Eric Belin de Chantemèle, PhD, a physiologist in the MCG Vascular Biology Center, is the principal investigator on a new $2.7 million grant from the National Institutes of Health to help better understand why people living with HIV experience an earlier-than-normal onset and higher prevalence of hypertension, the leading risk factor for cardiovascular disease.

He theorizes that HIV-derived proteins that remain in circulation despite cART treatment and a well-controlled viral load are contributing factors.

In a transgenic, or genetically modified mouse, model of HIV, he has been able to show these proteins increase circulating Interleukin-1 alpha (IL-1 alpha), which plays a key role in the body’s immune response and inflammation. That in turn impairs endothelium-dependent relaxation, essentially how our blood vessels relax, which leads to hypertension.

Inhibiting T cell activation in that mouse model resulted in restored blood pressure and improved function of vascular endothelial cells, which line the inside of blood vessels and are essential to circulation.

With this new funding, he wants to see if those findings continue to hold true. “We also have evidence that IL-1 alpha itself accelerates vascular aging and promotes hypertension by promoting excessive reactive oxygen species, which is damaging to vascular endothelial cells,” Belin de Chantemele says.

He and Laszlo Kovacs, PhD, from the MCG Department of Pharmacology and Toxicology, are also principal investigators on another new $3 million grant to study one of the most devastating cardiovascular complications of HIV – pulmonary vascular disease (PVD), which affects the blood vessels in the lungs.

They hope to better understand the “how and why” behind the structural changes in the walls of pulmonary arteries that are a hallmark of this disease. They theorize that those still-circulating HIV-derived proteins are also a root cause of that remodeling.

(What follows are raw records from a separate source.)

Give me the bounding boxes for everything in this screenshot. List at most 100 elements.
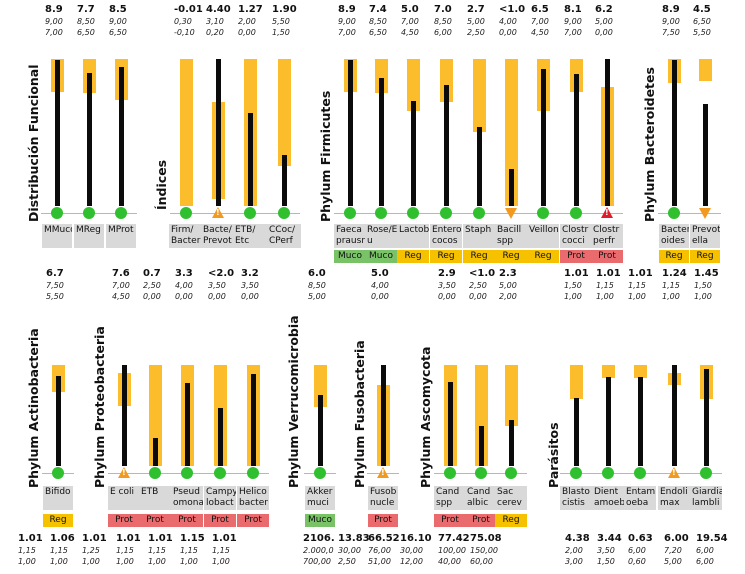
bottom-ref-high-label: 76,00	[368, 546, 391, 555]
value-label: 8.9	[45, 4, 63, 15]
function-tag: Prot	[591, 250, 623, 263]
status-ok-icon	[444, 467, 456, 479]
bottom-ref-low-label: 1,00	[116, 557, 134, 566]
category-label: Pseud omona	[171, 486, 203, 510]
bottom-ref-high-label: 1,15	[116, 546, 134, 555]
ref-high-label: 8,50	[308, 281, 326, 290]
category-label: Prevot ella	[690, 224, 720, 248]
ref-high-label: 3,10	[206, 17, 224, 26]
value-bar	[215, 58, 221, 206]
ref-high-label: 7,00	[112, 281, 130, 290]
status-ok-icon	[407, 207, 419, 219]
group-title: Phylum Verrucomicrobia	[286, 315, 301, 488]
alert-glyph: !	[605, 208, 609, 217]
value-bar	[573, 73, 579, 206]
function-tag: Reg	[397, 250, 429, 263]
value-label: 1.45	[694, 268, 719, 279]
ref-high-label: 1,15	[662, 281, 680, 290]
alert-icon: !	[601, 207, 613, 218]
warning-glyph: !	[381, 468, 385, 477]
warning-icon: !	[668, 467, 680, 478]
value-label: 7.7	[77, 4, 95, 15]
value-label: 1.01	[596, 268, 621, 279]
bottom-ref-low-label: 12,00	[400, 557, 423, 566]
ref-low-label: 0,00	[371, 292, 389, 301]
range-bar	[179, 58, 193, 206]
status-ok-icon	[375, 207, 387, 219]
ref-low-label: 0,00	[438, 292, 456, 301]
function-tag: Prot	[465, 514, 497, 527]
range-bar	[633, 365, 647, 379]
ref-low-label: 7,00	[338, 28, 356, 37]
function-tag: Reg	[43, 514, 73, 527]
function-tag: Reg	[495, 514, 527, 527]
ref-high-label: 2,00	[238, 17, 256, 26]
value-bar	[121, 365, 127, 466]
bottom-ref-low-label: 51,00	[368, 557, 391, 566]
value-bar	[443, 84, 449, 206]
function-tag: Reg	[430, 250, 462, 263]
status-ok-icon	[180, 207, 192, 219]
category-label: Sac cerev	[495, 486, 527, 510]
ref-high-label: 1,50	[694, 281, 712, 290]
value-label: 7.0	[434, 4, 452, 15]
status-ok-icon	[247, 467, 259, 479]
group-title: Distribución Funcional	[26, 64, 41, 222]
value-bar	[478, 425, 484, 466]
value-bar	[118, 66, 124, 206]
ref-low-label: 5,50	[693, 28, 711, 37]
ref-low-label: 0,20	[206, 28, 224, 37]
value-bar	[55, 375, 61, 466]
ref-low-label: 4,50	[401, 28, 419, 37]
category-label: Firm/ Bacter	[169, 224, 203, 248]
function-tag: Prot	[171, 514, 203, 527]
value-label: 1.24	[662, 268, 687, 279]
ref-low-label: -0,10	[174, 28, 195, 37]
value-label: <1.0	[469, 268, 496, 279]
bottom-ref-high-label: 1,15	[212, 546, 230, 555]
function-tag: Reg	[527, 250, 559, 263]
bottom-ref-high-label: 1,15	[18, 546, 36, 555]
baseline	[658, 213, 721, 214]
status-ok-icon	[115, 207, 127, 219]
category-label: Clostr cocci	[560, 224, 592, 248]
bottom-ref-low-label: 0,60	[628, 557, 646, 566]
value-label: 6.7	[46, 268, 64, 279]
group-title: Phylum Proteobacteria	[92, 326, 107, 488]
ref-high-label: 5,00	[595, 17, 613, 26]
group-title: Phylum Ascomycota	[418, 346, 433, 488]
ref-low-label: 1,00	[662, 292, 680, 301]
ref-high-label: 9,00	[338, 17, 356, 26]
ref-low-label: 6,50	[77, 28, 95, 37]
value-label: 6.0	[308, 268, 326, 279]
bottom-ref-low-label: 1,00	[148, 557, 166, 566]
value-bar	[380, 365, 386, 466]
value-label: 7.4	[369, 4, 387, 15]
bottom-value-label: 1.01	[148, 533, 173, 544]
ref-high-label: 4,00	[371, 281, 389, 290]
category-label: MProt	[106, 224, 136, 248]
value-bar	[671, 60, 677, 206]
category-label: MMuco	[42, 224, 72, 248]
warning-icon: !	[377, 467, 389, 478]
range-bar	[569, 365, 583, 399]
group-title: Phylum Actinobacteria	[26, 328, 41, 488]
value-bar	[184, 382, 190, 466]
bottom-ref-high-label: 1,15	[50, 546, 68, 555]
range-bar	[439, 58, 453, 103]
function-tag: Muco	[334, 250, 366, 263]
value-label: <1.0	[499, 4, 526, 15]
bottom-value-label: 1.06	[50, 533, 75, 544]
ref-low-label: 6,00	[434, 28, 452, 37]
function-tag: Reg	[495, 250, 527, 263]
group-title: Phylum Firmicutes	[318, 90, 333, 222]
category-label: Dient amoeb	[592, 486, 624, 510]
ref-high-label: 8,50	[369, 17, 387, 26]
ref-high-label: 5,00	[467, 17, 485, 26]
value-bar	[152, 437, 158, 466]
value-bar	[605, 377, 611, 466]
value-bar	[476, 126, 482, 206]
ref-low-label: 0,00	[208, 292, 226, 301]
bottom-ref-low-label: 1,00	[180, 557, 198, 566]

They have early evidence that this is the case and have identified at least one of those proteins as a new marker for the development of PVD.

Early data from three different animal models of HIV shows that CD4+ T cells, or “helper cells” that help the body fight off infection, and Podocan-like protein 1 (Podnl1), which has been linked to the immune response in cancer, play a role.

“We also demonstrated that the expression of HIV-derived proteins in transgenic mice promotes the remodeling of pulmonary arteries, increased right ventricular systolic pressure, increased size of the heart’s right ventricle and decreased pulmonary artery acceleration time, as well as an increase in circulating IL-1 alpha,” all signs of the disease, Kovacs says. “We also found these alterations are exacerbated by aging.”

When wild-type mice were treated with a bone marrow transplant from the transgenic mice, with HIV, they also developed the same cardiopulmonary complications, “which also supports a role for these viral proteins in the development of PVD,” he says.

Using RNA sequencing, the scientists were able to specifically identify Podnl1 as a new biomarker for PVD because its levels were increased in the lungs of both the wild-type and transgenic mice and in tissue samples of people with HIV who were on cART.

“The ultimate goal is to understand how HIV-encoded proteins derived from T cells interact with lung vascular cells to promote Podnl1 overexpression and pulmonary artery remodeling,” Belin de Chantemele explains. “We anticipate that both of these proposals will lead to the identification of new therapeutic targets to prevent this accelerated development of cardiovascular disease.”